Underlying uncertainty enters through three modelling steps:

  • Upstream chip volumes: chip unit estimates come from our AI Chip Sales hub, where revenue-allocation and product-mix assumptions are themselves uncertain. Any error there propagates downstream.
  • Unit-to-component conversion: converting chip volumes into logic wafer, CoWoS wafer, and HBM consumption depends on per-chip specifications (die yields, packages per CoWoS wafer, dies per wafer, HBM capacity per chip) that are estimated from public chip specs and analyst reports rather than directly disclosed.
  • Inventory accounting: NVIDIA and AMD report dollar inventory balances, not chip units. Translating those dollars to chips relies on bottom-up bill-of-materials cost estimates per GPU, plus assumptions about how much of total inventory is GPU-attributable.

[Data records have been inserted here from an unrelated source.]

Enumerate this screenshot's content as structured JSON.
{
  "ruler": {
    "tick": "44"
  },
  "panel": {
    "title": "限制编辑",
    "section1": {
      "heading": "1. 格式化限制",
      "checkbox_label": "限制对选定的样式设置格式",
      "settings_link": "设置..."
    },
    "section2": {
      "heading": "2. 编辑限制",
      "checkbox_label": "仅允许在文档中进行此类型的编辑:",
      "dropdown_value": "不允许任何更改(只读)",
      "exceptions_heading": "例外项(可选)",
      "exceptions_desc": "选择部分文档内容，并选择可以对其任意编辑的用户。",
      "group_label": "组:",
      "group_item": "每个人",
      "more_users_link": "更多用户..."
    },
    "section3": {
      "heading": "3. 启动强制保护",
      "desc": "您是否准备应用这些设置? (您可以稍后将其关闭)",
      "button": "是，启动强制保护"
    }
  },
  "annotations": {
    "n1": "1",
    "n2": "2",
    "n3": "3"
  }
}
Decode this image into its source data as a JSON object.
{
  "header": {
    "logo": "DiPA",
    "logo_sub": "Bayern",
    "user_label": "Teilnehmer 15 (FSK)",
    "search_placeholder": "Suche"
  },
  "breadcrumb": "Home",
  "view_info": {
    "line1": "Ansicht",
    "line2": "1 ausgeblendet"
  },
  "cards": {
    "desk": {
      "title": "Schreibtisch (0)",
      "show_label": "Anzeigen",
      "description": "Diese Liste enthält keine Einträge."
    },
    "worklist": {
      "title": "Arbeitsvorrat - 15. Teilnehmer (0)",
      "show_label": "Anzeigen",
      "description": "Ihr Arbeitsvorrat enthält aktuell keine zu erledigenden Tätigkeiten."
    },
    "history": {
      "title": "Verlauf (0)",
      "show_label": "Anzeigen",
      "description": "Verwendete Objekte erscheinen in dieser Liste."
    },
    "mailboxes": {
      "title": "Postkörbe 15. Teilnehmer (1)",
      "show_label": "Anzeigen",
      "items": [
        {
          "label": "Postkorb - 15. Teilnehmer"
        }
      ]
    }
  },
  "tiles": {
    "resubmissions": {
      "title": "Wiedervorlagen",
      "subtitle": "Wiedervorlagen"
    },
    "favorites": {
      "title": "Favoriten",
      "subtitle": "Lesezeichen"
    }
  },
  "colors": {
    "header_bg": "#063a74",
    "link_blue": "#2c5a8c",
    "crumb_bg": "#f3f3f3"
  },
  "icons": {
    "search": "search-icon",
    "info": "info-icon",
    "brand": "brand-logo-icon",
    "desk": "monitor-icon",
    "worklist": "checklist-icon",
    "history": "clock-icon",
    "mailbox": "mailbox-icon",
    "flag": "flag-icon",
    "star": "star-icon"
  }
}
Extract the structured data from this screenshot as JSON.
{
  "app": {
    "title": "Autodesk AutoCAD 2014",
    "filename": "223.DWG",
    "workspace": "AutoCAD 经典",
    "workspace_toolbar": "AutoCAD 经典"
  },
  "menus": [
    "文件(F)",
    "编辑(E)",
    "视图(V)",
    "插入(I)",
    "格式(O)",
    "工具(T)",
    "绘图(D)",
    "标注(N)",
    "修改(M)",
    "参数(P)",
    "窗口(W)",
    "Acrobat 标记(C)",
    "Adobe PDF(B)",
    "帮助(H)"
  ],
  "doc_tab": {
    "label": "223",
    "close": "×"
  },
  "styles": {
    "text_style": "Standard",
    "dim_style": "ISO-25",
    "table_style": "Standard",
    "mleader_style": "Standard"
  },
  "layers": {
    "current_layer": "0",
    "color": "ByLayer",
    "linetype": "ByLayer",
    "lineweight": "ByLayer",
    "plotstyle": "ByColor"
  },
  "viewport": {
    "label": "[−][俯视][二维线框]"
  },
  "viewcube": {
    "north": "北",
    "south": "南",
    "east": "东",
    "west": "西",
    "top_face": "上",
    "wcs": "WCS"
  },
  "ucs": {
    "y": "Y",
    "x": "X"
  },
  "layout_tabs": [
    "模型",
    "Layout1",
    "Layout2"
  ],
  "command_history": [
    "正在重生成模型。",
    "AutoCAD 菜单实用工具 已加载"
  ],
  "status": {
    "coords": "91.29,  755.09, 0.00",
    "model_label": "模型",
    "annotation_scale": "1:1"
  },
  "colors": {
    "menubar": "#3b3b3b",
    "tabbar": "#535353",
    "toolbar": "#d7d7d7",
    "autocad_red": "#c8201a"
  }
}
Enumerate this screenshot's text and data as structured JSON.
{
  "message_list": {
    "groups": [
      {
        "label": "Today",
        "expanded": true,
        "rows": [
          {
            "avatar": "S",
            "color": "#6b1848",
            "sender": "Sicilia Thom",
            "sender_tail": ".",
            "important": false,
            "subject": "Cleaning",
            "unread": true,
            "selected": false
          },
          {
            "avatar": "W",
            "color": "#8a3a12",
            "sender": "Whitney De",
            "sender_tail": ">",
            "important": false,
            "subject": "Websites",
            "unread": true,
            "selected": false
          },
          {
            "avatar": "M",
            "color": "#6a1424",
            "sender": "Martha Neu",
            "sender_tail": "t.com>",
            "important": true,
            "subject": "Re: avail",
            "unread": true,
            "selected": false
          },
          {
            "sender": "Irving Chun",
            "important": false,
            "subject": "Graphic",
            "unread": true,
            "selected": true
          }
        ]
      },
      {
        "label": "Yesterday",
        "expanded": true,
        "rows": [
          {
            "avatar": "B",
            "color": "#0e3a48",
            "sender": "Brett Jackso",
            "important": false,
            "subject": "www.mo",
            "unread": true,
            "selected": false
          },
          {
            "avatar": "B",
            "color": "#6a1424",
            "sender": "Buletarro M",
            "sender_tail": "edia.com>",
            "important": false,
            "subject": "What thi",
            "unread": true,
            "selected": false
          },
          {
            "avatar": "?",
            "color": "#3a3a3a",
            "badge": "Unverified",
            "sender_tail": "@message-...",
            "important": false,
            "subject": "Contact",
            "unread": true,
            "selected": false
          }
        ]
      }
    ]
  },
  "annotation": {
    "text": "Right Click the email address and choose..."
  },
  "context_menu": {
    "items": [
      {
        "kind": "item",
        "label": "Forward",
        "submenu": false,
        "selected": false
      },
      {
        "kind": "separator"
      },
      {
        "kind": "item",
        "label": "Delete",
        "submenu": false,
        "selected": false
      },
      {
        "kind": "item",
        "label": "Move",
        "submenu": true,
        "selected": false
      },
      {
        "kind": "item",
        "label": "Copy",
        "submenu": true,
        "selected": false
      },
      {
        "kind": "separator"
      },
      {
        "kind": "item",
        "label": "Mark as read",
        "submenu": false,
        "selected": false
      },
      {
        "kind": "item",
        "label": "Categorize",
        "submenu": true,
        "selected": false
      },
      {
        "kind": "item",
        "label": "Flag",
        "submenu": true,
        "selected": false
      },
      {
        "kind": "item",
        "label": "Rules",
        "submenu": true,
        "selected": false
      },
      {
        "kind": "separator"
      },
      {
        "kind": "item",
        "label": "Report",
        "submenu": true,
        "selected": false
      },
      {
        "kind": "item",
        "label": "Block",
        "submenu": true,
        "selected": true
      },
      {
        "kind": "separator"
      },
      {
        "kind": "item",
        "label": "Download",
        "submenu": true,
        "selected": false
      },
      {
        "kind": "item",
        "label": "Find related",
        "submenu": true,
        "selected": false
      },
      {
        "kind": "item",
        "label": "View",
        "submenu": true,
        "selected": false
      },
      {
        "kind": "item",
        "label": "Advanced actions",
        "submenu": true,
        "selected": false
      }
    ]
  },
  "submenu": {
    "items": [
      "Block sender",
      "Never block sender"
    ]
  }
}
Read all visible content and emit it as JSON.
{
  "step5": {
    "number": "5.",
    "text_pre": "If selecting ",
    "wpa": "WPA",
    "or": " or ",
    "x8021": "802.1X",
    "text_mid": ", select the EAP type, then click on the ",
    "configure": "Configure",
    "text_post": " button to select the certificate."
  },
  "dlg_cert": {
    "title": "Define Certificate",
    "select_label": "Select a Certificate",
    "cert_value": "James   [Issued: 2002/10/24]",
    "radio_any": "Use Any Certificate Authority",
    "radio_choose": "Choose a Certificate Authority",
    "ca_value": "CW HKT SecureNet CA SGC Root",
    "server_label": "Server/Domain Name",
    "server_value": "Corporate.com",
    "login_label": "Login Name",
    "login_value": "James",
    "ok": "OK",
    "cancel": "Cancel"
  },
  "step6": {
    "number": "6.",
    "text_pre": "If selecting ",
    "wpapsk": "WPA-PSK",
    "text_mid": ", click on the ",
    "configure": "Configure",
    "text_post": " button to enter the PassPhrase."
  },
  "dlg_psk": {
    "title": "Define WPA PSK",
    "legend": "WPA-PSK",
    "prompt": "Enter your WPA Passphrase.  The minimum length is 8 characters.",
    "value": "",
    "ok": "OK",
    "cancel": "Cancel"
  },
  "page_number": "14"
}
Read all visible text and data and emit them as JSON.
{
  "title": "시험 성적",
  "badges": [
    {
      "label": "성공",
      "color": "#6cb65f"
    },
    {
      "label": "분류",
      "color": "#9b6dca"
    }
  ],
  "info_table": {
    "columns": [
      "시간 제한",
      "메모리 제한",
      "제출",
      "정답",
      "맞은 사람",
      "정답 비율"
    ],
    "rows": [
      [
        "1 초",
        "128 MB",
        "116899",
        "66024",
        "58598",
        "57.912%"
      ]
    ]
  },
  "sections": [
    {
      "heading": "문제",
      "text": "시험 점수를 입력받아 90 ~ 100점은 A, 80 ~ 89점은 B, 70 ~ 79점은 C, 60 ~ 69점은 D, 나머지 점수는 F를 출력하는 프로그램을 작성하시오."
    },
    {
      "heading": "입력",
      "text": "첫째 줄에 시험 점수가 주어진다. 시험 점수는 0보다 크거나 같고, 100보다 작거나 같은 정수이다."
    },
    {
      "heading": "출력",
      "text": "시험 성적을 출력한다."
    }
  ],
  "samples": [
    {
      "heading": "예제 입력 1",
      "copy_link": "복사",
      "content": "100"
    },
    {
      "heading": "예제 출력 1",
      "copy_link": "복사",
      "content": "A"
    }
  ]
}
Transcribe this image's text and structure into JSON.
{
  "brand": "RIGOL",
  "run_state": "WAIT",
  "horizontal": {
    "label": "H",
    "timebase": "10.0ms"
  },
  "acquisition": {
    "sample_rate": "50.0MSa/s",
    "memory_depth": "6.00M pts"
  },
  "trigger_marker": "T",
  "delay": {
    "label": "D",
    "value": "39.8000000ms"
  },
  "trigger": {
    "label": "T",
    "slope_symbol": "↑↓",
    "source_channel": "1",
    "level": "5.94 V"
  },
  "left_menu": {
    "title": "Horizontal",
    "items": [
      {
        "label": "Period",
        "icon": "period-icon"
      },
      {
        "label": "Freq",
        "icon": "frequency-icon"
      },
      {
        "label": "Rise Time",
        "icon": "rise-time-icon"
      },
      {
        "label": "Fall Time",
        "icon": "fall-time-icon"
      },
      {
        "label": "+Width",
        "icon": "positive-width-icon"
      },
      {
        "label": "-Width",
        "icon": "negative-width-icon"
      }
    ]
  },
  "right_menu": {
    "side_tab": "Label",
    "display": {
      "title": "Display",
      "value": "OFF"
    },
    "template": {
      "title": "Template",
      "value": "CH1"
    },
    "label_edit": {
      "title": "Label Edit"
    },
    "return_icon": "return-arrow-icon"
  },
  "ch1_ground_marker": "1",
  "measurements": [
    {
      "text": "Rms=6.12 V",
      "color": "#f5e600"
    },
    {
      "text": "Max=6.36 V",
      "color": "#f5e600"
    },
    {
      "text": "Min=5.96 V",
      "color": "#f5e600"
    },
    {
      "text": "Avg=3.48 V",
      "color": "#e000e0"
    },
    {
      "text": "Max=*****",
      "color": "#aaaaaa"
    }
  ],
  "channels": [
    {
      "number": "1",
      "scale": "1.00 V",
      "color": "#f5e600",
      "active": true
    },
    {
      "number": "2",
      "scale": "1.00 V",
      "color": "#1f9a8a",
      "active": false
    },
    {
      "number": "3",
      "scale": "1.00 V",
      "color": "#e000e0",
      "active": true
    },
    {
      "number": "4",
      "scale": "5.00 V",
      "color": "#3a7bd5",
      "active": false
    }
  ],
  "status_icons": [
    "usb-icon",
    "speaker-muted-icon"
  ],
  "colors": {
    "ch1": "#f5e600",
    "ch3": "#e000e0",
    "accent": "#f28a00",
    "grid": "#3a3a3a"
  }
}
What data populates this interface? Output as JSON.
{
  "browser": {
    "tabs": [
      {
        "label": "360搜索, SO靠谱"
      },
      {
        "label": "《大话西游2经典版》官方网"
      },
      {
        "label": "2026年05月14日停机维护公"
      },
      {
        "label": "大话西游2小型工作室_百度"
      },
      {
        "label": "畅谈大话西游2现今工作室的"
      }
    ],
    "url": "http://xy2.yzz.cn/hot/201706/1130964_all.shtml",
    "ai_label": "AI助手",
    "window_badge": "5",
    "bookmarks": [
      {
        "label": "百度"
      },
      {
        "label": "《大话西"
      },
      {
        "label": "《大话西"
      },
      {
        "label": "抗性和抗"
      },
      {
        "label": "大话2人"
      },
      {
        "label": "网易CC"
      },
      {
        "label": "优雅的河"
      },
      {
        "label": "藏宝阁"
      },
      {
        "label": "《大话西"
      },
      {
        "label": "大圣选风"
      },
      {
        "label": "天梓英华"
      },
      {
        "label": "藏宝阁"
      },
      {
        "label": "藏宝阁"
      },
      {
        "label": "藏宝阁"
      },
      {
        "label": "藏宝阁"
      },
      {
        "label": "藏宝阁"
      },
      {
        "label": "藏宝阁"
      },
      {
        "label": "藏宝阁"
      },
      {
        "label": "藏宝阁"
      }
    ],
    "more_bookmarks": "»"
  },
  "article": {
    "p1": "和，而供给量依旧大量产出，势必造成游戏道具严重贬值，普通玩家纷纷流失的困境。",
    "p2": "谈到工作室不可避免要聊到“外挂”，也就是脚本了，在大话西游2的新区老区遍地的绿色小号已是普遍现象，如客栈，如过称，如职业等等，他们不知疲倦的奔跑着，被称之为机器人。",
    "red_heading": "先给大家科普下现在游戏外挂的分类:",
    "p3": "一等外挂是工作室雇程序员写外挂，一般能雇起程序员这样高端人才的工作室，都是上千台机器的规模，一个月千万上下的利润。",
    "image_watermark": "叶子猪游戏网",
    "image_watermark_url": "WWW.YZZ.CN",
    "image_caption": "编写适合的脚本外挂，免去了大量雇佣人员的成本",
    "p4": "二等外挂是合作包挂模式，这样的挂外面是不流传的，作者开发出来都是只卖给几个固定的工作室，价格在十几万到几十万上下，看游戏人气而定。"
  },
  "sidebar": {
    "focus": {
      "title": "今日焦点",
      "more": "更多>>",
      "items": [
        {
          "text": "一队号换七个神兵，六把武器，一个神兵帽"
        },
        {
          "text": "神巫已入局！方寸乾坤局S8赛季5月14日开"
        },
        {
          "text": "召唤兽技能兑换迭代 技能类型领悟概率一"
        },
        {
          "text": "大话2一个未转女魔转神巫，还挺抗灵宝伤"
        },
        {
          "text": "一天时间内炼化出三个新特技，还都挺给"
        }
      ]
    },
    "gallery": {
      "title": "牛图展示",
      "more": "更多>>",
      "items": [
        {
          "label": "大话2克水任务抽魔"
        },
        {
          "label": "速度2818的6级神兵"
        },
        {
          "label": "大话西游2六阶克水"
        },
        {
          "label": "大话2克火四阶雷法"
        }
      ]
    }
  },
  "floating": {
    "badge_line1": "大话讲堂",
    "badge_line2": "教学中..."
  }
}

Quarterly estimates carry more uncertainty than annual totals because they are additionally sensitive to:

  • how we spread the year-end inventory buildup across Q2 / Q3 / Q4 2025;
  • the manufacturing-lag assumption (12 weeks for logic, 8 weeks for CoWoS / HBM) used to shift demand from the sales quarter back to the consumption quarter;
  • how we interpolate annual supply estimates (e.g. CoWoS wafers-per-month capacity, HBM market size) into quarterly figures.

Where a single quarter looks surprising, the annual total is a more reliable signal.

What costs does this capture?

Total component cost in this hub captures only the accelerator-level bill of materials: logic die fabrication, CoWoS advanced packaging, HBM memory, and per-chip auxiliary components such as substrate, board, and final-assembly cost.

It does not include rack-scale or data-center-level costs — the infrastructure, networking switches and NICs, host CPUs, storage, cooling, power delivery, building shell, land, and operating overhead that surround the accelerators in a deployed AI system are all out of scope. So our 2025 estimate of roughly $53B in component spend across the four tracked designers is the cost of producing the chips themselves, not the cost of the data centers they ultimately end up in.

How is the data licensed?

Epoch AI’s data is free to use, distribute, and reproduce provided the source and authors are credited under the Creative Commons Attribution license.